Taxation Information – Know the Basics

Taxation is a very complex issue, Revenue has produced a guide called A Revenue Guide to Rental Income which can be viewed here

Is rental income liable to tax?

Residential property investment is a business, and like any business is liable to taxes. As a landlord you must file a tax return even if you only have one property and make a loss. Many landlords make a loss but still end up paying tax due to the penal way rental income is treated for tax purposes.

How is the tax on rental income calculated?

Rental Income is taxable under the Irish tax system. For most cases of rental income, the amount taxable can be calculated as follows:

Gross Rental Income less Allowable Expense less Capital Allowances = Taxable Rental Income.

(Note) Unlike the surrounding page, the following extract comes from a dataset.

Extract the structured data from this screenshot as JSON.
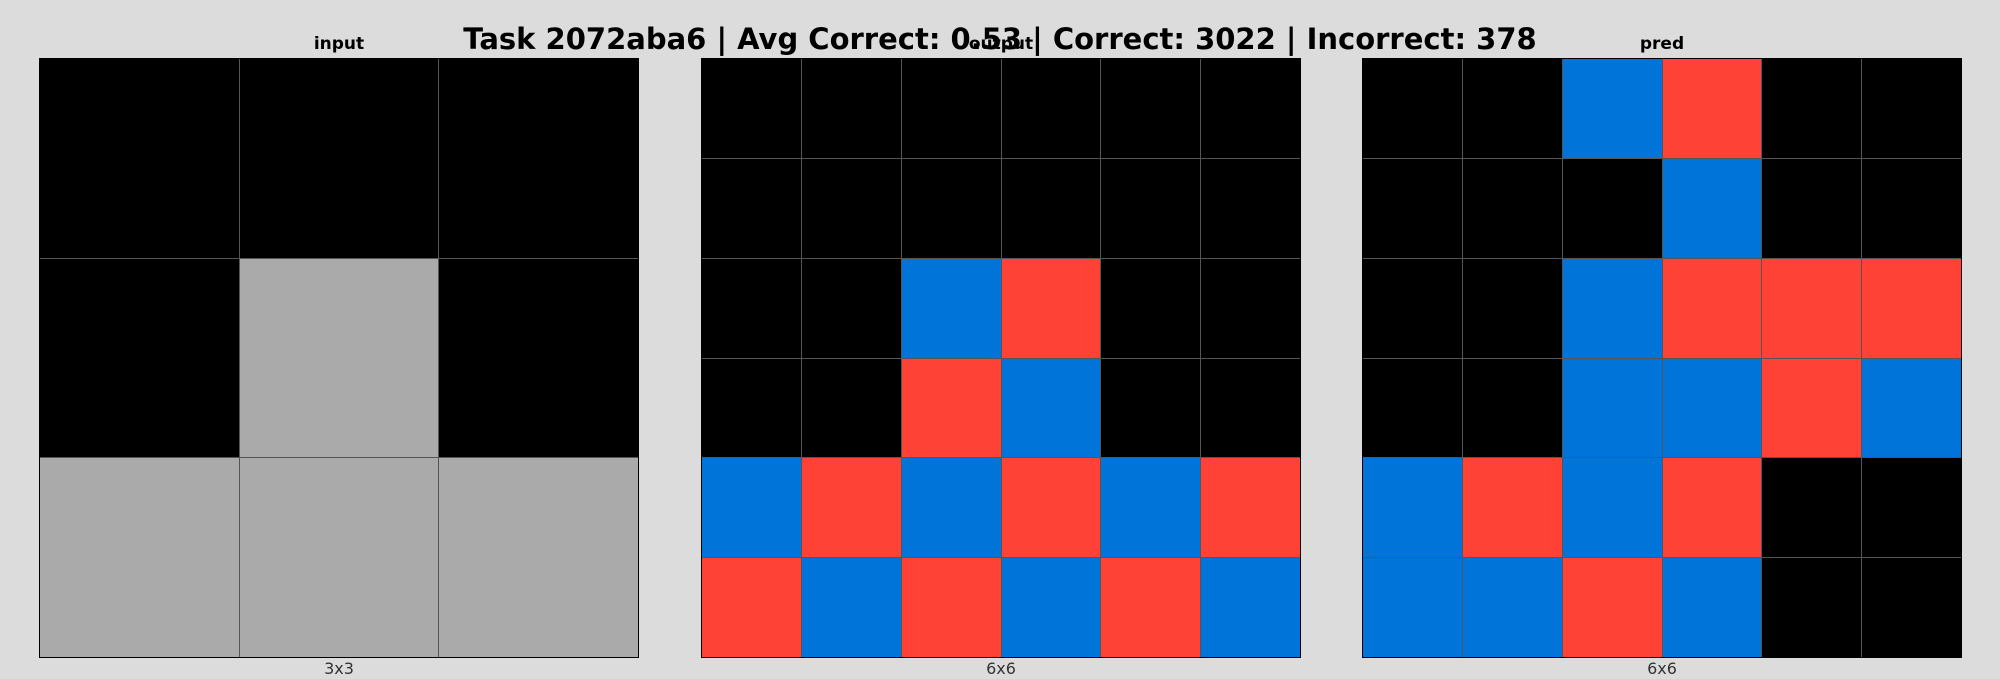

What expenses can I offset against tax?

Allowable Expenses

Certain expenses incurred may be used to reduce the income tax liability on rental income, these include:

  • Qualifying mortgage interest (currently 80%)
  • Management fees
  • Advertising expenses
  • Estate agent fees
  • Insurance premiums
  • RTB tenancy registration fee
  • Legal fees for drawing up leases
  • Mortgage protection policy premium
  • Accountants fees for preparing rental accounts
  • Refuse and other service charges – if paid by the landlord
  • Cost of repairs and maintenance – this covers repairs and general maintenance of a property, however it is not possible to claim for your own time, for example, cutting the grass
  • Wear and Tear

What expenses cannot be claimed for?

  • Pre-letting expenses i.e. expenses incurred prior to the date on which the premises was first let apart from auctioneers letting fees, advertising fees and legal expenses incurred on first lettings.
  • Post letting expenses i.e. expenses incurred after the period of the last letting are not allowable
  • Expenses incurred in the letting of premises on an uneconomic basis are not deductible.

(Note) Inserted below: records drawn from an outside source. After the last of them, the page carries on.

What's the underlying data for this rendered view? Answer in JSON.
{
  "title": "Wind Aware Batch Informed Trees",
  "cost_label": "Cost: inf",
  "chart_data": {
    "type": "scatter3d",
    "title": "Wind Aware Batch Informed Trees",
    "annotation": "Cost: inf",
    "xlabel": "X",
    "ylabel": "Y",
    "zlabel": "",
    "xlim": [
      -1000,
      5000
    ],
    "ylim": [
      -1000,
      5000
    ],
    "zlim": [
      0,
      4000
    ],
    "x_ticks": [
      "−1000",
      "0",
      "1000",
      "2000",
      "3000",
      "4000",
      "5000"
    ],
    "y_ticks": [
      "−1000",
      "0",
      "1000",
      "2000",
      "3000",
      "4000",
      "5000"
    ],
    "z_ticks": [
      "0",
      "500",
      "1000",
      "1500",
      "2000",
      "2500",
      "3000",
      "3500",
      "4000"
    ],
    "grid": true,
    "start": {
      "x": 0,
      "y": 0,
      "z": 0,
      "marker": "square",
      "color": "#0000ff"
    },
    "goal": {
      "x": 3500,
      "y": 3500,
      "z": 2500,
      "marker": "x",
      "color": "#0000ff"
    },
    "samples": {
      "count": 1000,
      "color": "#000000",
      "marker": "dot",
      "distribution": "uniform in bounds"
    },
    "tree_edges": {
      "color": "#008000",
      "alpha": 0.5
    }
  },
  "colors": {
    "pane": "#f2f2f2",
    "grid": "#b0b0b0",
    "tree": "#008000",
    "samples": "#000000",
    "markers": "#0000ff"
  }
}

Expenses incurred in the period between lettings are deductible provided the landlord was not in occupation of the premises during the period and a new lease is granted.

Source: Revenue

How is tax on rental income paid?

Profit on rent is taxed on an actual tax year basis. Individuals taxed under the PAYE system who have rental profits must make a tax return under the Self Assessment system. Your accountant can complete this tax return for you.

What records must be kept for tax purposes?

You must keep full and accurate records of your lettings from the start. You need to do this whether you send in a simple summary of your profit/ loss, prepare the accounts yourself or have an accountant do it for you. All supporting records such as invoices, bank statements, cheque stubs, receipts etc should be retained. You must keep your records for six years unless your revenue office advises you otherwise.

Source: revenue

When must the tax return be made?

The return must be made by October 31st of the following year. For example a tax return for rent received in 2016 must be made by 31st October 2017

How can I reduce my costs?

Residential property investment is a business activity and like any business, costs should be tightly controlled and reduced where possible. A landlord can cut costs and improve the financial return on his investment by focusing on the following:

  • Maintenance
  • Get the best mortgage deal
  • Insurance
  • Avoid rental voids

Review your mortgage and insurance costs at least once a year to ensure you are getting the best available rates.

How are non resident landlords taxed?

On receipt of the annual tax return, profit from rent i.e. rent received less allowable expenses will be assessed. The landlord is entitled to claim relief for expense, which are usually allowed in arriving at the rental profit. The landlord is also entitled to a credit for the tax deducted by the tenant. Form R185 should be submitted by the landlord with the tax return to obtain credit for the tax retained.

What is the rate of capital gains tax?

Profits from the sale of an investment property are liable to capital gains tax at a rate of 33%. The chargeable gain is calculated by deducting any allowable expenditure form the amount realised on the disposal (sale).

The allowable expenditure may include:

  • The cost of acquisition of the property and any costs of acquisition such as solicitors / auctioneers fees
  • Any costs incurred in improving the value of the property
  • Any costs of disposal such as solicitors / auctioneers fees

Expenditure on the costs of acquisition and improvement may be adjusted to take account of inflation. Where a disposal is made on or after 1st Jan 2003, the indexation relief will only apply for the period of ownership of the asset up to 31st Dec 2002. No relief is due if the period of ownership is less than 12 months.

Consult your accountant for more details.


If landlords and tenants are to have reasonable rents, good quality property, and an adequate supply, the Government need to sort out the tax treatment of the private rental sector to encourage more investment in it. Approximately 20% of all housing is in the rental market.

Please lobby your public representatives (TDs, Senators and Councillors) for fair treatment.